The ongoing project “SHARE-RV”, which started in 2008-2009, asks the German participants of the international SHARE survey to agree to a link of their SHARE interview with data from their pension insurance record. The project has continued since 2009 and published several Scientific Use Files combining survey data with record data, which can be ordered for the use in universities and scientific institutions.

SHARE-RV Data are used to present differences in data on education, professional career and income from social security. Process produced data from the German Pension Fund offer life-course information and details about pension calculations. Data on education and the professional career are also registered. Data with similar content (education, working career and income) are also available from the SHARE Survey. The presentation offers insights about the differences of both sources especially in regard to data quality.

Big Data Meets Big Survey: Integrating Administrative Records into the American Community Survey

Dr Jennifer Ortman (U.S. Census Bureau) - Presenting Author
Ms Sandra Clark (U.S. Census Bureau)

The changing landscape of America’s communities yields new and complex challenges for survey and census takers. Survey organizations are also confronting reduced response rates, obsolete data collection modes, and increasing reluctance among respondents to provide personal information. In a world where information is readily available and multiple sources can be easily linked together, survey organizations are seeking out alternatives to aid in data collection and improve data quality. The U.S. Census Bureau has made significant progress exploring the use of administrative records in the American Community Survey (ACS) to continue to meet data needs in an era of limited budgets, rising costs, and decreasing participation. Incorporating administrative records into our processes should positively impact respondent burden and data reliability, while saving costs by, for example, reducing the need for follow up visits. There is great potential for administrative record utilization in data collection and processing, but there are also great challenges. These include matching accuracy, geographic coverage, and a mismatch between administrative concepts and statistical requirements. This paper details the vision of how administrative data will be integrated into the ACS, including an evaluation of alternative administrative data sets, a case study on the use of administrative data to replace ACS housing items, and the use of administrative data for editing and imputation on the ACS.
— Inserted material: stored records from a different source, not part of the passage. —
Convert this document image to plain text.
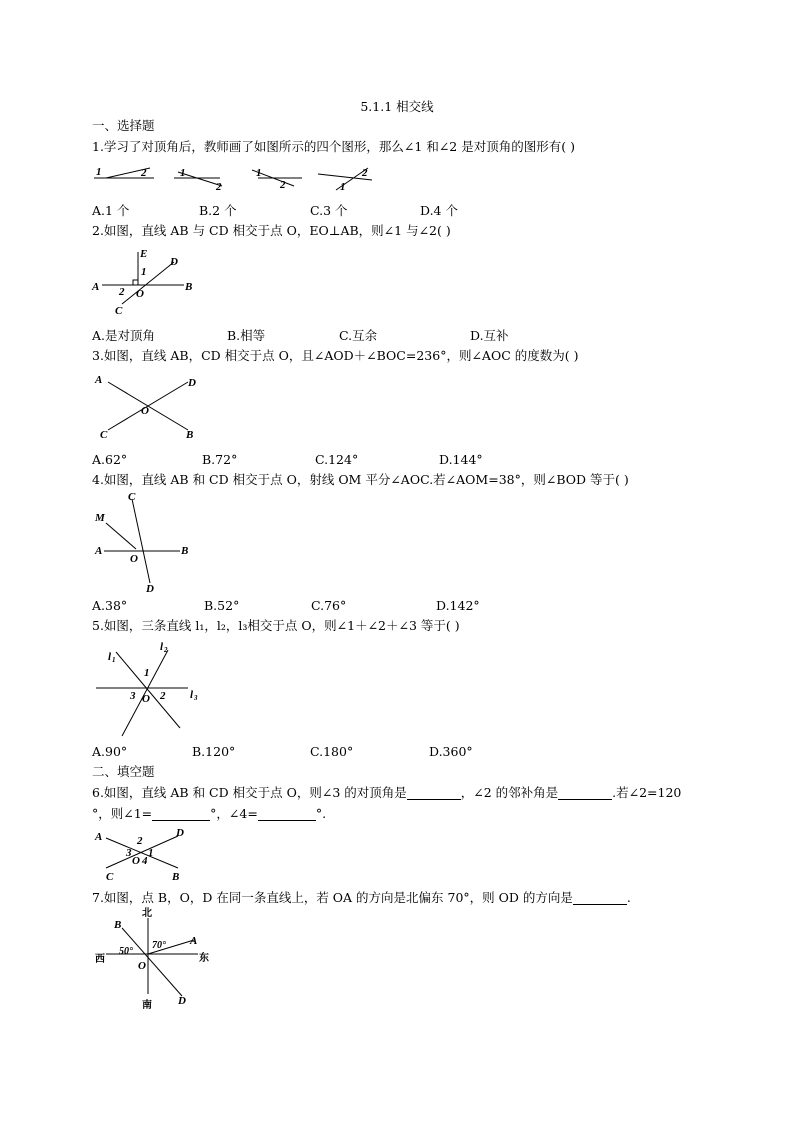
5.1.1 相交线
一、选择题
1.学习了对顶角后，教师画了如图所示的四个图形，那么∠1 和∠2 是对顶角的图形有( )
1	2	1
2
1
2	1
2
A.1 个	B.2 个	C.3 个	D.4 个
2.如图，直线 AB 与 CD 相交于点 O，EO⊥AB，则∠1 与∠2( )
A	B
C
D
E
O
1
2
A.是对顶角	B.相等	C.互余	D.互补
3.如图，直线 AB，CD 相交于点 O，且∠AOD＋∠BOC=236°，则∠AOC 的度数为( )
A	D
C	B
O
A.62°	B.72°	C.124°	D.144°
4.如图，直线 AB 和 CD 相交于点 O，射线 OM 平分∠AOC.若∠AOM=38°，则∠BOD 等于( )
M
C
A	B
O
D
A.38°	B.52°	C.76°	D.142°
5.如图，三条直线 l₁，l₂，l₃相交于点 O，则∠1＋∠2＋∠3 等于( )
l 1
l 2
l 3
1
2
3 O
A.90°	B.120°	C.180°	D.360°
二、填空题
6.如图，直线 AB 和 CD 相交于点 O，则∠3 的对顶角是	，∠2 的邻补角是	.若∠2=120
°，则∠1=	°，∠4=	°.
A	D
C	B
2
3 1
O 4
7.如图，点 B，O，D 在同一条直线上，若 OA 的方向是北偏东 70°，则 OD 的方向是	.
北
南
西	东
B
A
D
O
70°
50°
Releasing microdata via public use files while protecting respondents’ confidentiality

Ms Neeraja Sathe (RTI International) - Presenting Author
Dr Feng Yu (RTI International)
Ms Lanting Dai (RTI International)

Researchers and policymakers increasingly demand access to readily available microdata. To respond to such demands, statistical agencies produce public use files (PUFs) to allow users to access microdata and to perform statistical analyses. Examples of PUFs in the United States include American Community Survey Public Use Microdata Sample files from the U.S. Census Bureau, National Health and Nutrition Examination Survey data from the National Center for Health Statistics, and National Survey on Drug Use and Health (NSDUH) data from the Substance Abuse and Mental Health Services Administration.
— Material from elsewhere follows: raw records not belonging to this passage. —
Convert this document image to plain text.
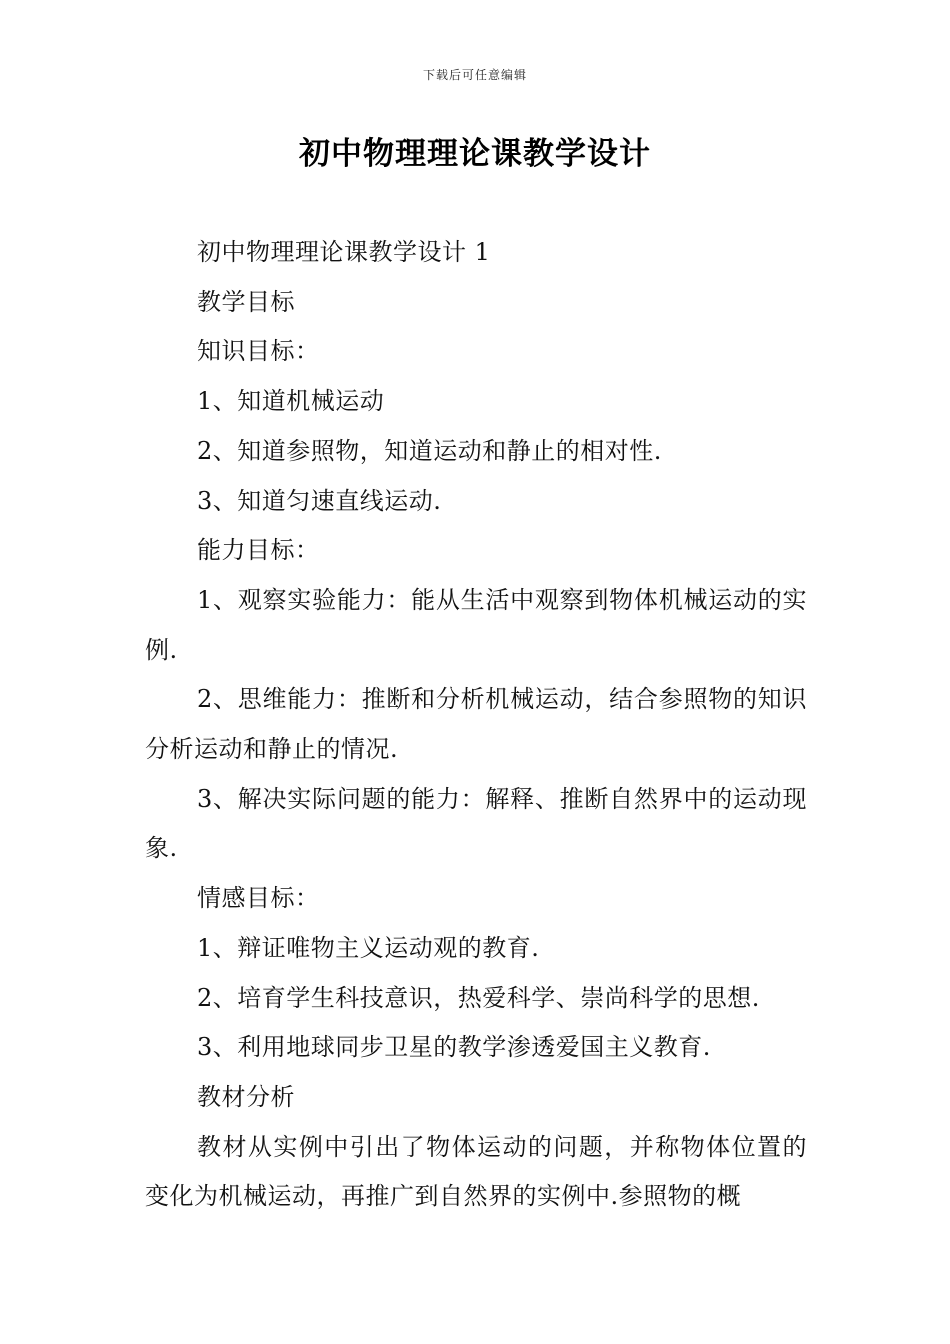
下载后可任意编辑
初中物理理论课教学设计

初中物理理论课教学设计 1

教学目标

知识目标：

1、知道机械运动

2、知道参照物，知道运动和静止的相对性.

3、知道匀速直线运动.

能力目标：

1、观察实验能力：能从生活中观察到物体机械运动的实例.

2、思维能力：推断和分析机械运动，结合参照物的知识分析运动和静止的情况.

3、解决实际问题的能力：解释、推断自然界中的运动现象.

情感目标：

1、辩证唯物主义运动观的教育.

2、培育学生科技意识，热爱科学、崇尚科学的思想.

3、利用地球同步卫星的教学渗透爱国主义教育.

教材分析

教材从实例中引出了物体运动的问题，并称物体位置的变化为机械运动，再推广到自然界的实例中.参照物的概
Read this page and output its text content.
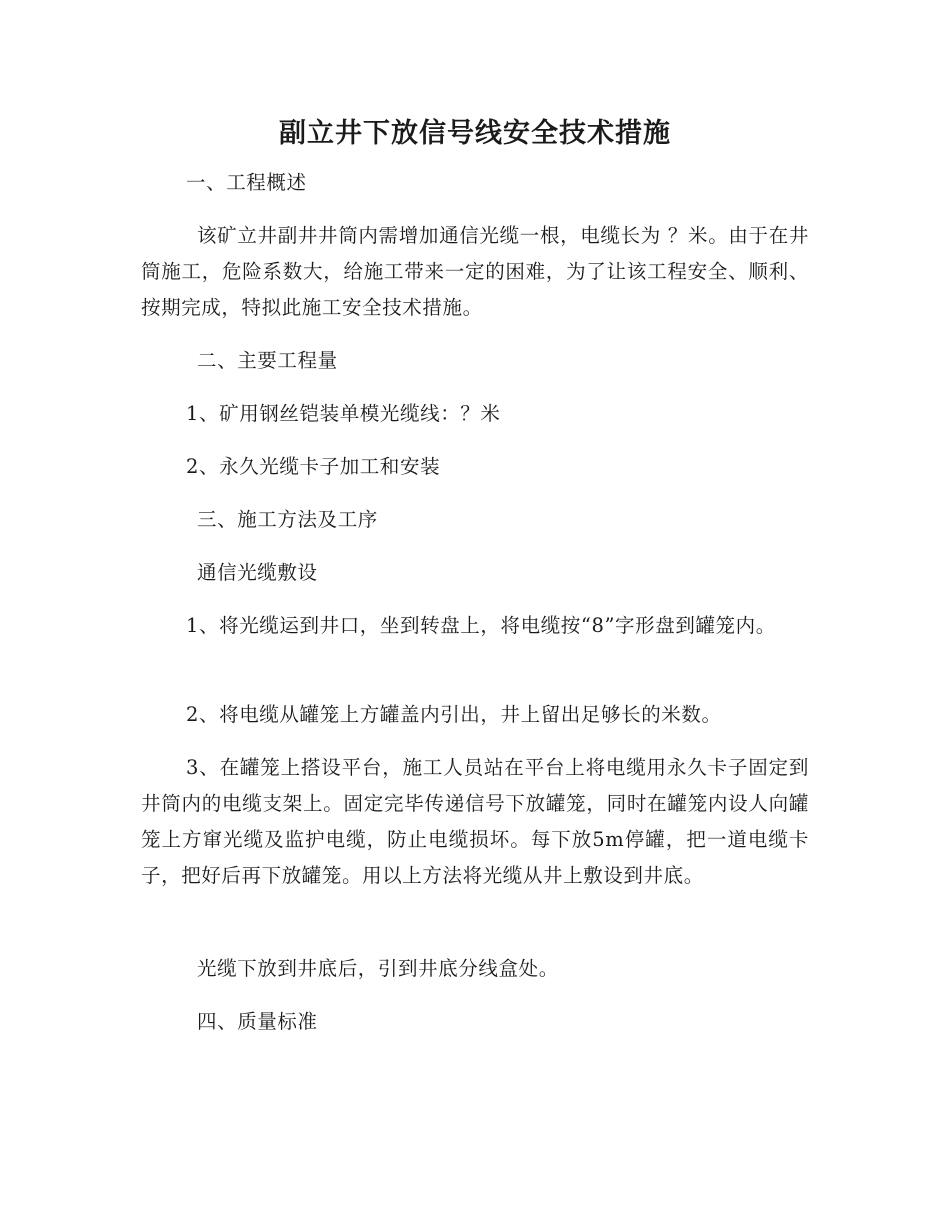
副立井下放信号线安全技术措施
一、工程概述
该矿立井副井井筒内需增加通信光缆一根，电缆长为 ？米。由于在井筒施工，危险系数大，给施工带来一定的困难，为了让该工程安全、顺利、按期完成，特拟此施工安全技术措施。
二、主要工程量
1、矿用钢丝铠装单模光缆线：？米
2、永久光缆卡子加工和安装
三、施工方法及工序
通信光缆敷设
1、将光缆运到井口，坐到转盘上，将电缆按“8”字形盘到罐笼内。
2、将电缆从罐笼上方罐盖内引出，井上留出足够长的米数。
3、在罐笼上搭设平台，施工人员站在平台上将电缆用永久卡子固定到井筒内的电缆支架上。固定完毕传递信号下放罐笼，同时在罐笼内设人向罐笼上方窜光缆及监护电缆，防止电缆损坏。每下放5m停罐，把一道电缆卡子，把好后再下放罐笼。用以上方法将光缆从井上敷设到井底。
光缆下放到井底后，引到井底分线盒处。
四、质量标准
Agencies must balance the availability of microdata for analysis with pledges of confidentiality to survey respondents. This presentation provides an overview of disclosure risks in releasing microdata, as well as inside and outside intrusion scenarios. It also reviews commonly used deterministic or perturbative statistical disclosure limitation (SDL) techniques used in creating PUFs, such as suppression, recoding, swapping, and substitution.
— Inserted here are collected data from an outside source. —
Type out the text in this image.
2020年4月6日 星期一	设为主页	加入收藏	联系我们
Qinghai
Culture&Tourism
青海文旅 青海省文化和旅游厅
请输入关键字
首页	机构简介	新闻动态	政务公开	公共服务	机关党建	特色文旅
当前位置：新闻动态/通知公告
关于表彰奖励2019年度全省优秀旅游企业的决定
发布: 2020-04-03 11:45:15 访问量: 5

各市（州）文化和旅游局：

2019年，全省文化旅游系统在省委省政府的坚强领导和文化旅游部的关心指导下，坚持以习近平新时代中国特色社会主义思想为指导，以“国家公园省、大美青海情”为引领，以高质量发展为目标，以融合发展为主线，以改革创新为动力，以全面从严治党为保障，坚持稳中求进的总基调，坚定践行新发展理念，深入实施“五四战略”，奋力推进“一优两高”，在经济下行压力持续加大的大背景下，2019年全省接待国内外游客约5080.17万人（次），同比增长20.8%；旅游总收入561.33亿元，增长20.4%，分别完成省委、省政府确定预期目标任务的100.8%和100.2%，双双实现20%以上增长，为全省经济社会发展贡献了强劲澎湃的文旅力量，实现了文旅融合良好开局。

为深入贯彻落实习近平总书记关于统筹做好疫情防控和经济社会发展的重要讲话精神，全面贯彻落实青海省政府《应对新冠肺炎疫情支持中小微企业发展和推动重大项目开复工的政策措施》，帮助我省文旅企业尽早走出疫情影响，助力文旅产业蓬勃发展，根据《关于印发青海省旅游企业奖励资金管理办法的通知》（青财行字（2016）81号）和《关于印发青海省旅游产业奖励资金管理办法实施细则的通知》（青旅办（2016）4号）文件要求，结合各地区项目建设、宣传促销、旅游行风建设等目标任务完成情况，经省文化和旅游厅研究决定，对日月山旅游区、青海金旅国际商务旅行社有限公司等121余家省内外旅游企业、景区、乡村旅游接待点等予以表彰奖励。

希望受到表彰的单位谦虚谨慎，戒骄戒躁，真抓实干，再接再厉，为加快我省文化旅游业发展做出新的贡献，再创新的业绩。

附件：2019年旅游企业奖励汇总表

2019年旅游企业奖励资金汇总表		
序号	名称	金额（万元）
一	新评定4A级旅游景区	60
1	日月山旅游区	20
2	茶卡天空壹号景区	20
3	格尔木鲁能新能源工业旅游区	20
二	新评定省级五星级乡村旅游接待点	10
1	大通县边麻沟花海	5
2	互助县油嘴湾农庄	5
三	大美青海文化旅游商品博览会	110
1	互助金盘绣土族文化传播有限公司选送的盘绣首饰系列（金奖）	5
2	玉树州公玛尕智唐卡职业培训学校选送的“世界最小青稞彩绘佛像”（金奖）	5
NSDUH microdata PUFs are used as a case study in this presentation. For NSDUH specifically, a combined masking technique called MASSC was developed at RTI International to produce PUFs. MASSC stands for Micro-Agglomeration, Substitution, Subsampling, and weight Calibration and is an SDL method that can be used for simultaneously protecting data confidentiality while maintaining data utility. This presentation discusses how MASSC is implemented and how several methods are used to assess the quality and utility of NSDUH PUFs with respect to the survey’s annual restricted-use data file.